Kalei and Buka padded forward to greet us, the others ranging into a sort of semi-circle behind them. Kalei seemed as regal and formal as before. Watching her, I understood why she was in charge. She had a certain majesty about her that had me more in awe than I had been previously. Surprisingly, that same feeling came when my gaze met Buka’s.

With the pack ranging out behind her, she seemed more dangerous to me than she had even that first night. As I watched her, I knew I’d been wrong. I’d mistaken her wiry grace for a careless excitability. There was nothing careless about her at all. A subtle danger radiated from her. I couldn’t believe she was the same creature that’d hunkered joyously over my iPod yesterday. The others were as lovely and majestic in their own right, but I couldn’t escape the fact that Kalei led the pack, with Buka not far behind in the line of command.
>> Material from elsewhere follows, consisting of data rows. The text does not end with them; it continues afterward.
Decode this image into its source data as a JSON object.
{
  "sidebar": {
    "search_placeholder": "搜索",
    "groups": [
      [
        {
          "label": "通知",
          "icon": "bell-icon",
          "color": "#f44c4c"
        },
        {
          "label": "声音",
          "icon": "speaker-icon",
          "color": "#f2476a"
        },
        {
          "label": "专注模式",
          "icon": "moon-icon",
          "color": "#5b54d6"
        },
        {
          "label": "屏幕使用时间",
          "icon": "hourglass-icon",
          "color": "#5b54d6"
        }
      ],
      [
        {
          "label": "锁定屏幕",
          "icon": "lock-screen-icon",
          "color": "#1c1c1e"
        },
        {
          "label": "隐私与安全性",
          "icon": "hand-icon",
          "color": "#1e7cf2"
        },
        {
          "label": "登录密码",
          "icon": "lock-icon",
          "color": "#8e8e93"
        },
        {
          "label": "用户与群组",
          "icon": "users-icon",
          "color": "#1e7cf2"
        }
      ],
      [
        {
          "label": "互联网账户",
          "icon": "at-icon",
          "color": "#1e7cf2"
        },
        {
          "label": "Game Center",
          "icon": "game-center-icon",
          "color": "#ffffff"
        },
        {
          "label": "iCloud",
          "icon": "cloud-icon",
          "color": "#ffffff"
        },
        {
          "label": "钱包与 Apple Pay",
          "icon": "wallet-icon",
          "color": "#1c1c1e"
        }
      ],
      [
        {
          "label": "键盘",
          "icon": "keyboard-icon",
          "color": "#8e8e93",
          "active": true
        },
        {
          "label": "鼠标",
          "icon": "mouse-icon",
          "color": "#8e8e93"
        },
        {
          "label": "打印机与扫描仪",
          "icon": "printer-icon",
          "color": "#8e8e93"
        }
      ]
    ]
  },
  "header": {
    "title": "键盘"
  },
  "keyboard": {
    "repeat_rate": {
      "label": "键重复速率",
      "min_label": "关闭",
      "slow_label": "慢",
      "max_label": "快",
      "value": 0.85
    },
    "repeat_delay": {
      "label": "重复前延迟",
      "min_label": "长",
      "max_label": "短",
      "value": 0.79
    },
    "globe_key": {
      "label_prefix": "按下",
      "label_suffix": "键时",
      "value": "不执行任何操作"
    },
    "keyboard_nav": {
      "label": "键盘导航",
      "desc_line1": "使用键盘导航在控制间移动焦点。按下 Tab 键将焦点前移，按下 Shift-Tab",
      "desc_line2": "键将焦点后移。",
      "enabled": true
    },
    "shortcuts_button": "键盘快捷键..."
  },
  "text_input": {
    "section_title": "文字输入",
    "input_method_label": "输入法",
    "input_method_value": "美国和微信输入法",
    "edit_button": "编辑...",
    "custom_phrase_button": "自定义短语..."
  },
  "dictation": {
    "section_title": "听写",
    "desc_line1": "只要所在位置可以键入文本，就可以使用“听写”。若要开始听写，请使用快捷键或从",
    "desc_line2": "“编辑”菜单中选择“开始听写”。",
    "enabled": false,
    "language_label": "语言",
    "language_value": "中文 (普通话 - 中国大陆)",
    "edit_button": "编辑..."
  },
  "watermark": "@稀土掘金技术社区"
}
The smallest member of the pack paced directly behind Buka and Kalei like a tiny honor guard. The one that had leapt at me weeks ago stood to his right. I shivered and pulled my gaze away from him.

An old, grizzled wolf stood at the end of the looping line. I couldn’t put my finger on what made me certain of his age, but he seemed almost ancient, as if the years he’d lived hung in the air around him.

The pack ranged in color from a gray so dark it was almost black to a shade so light it was almost white. Buka wasn’t the only one shot through with strands of white. The little honor guard behind her, seeming gangly next to her graceful lope, had that same highlighted coloring.

“He belongs to her,” I said, looking first at Buka and then Dace. “She has a baby?”

“Yes,” Dace said, his voice pitched low. “Fuki.”

The cub growled in recognition of his name.

“He’s very pretty,” I told Buka when she and Kalei halted in front of me.

Buka huffed.

“She says he’s very tiring too,” Dace translated, a smile in his voice.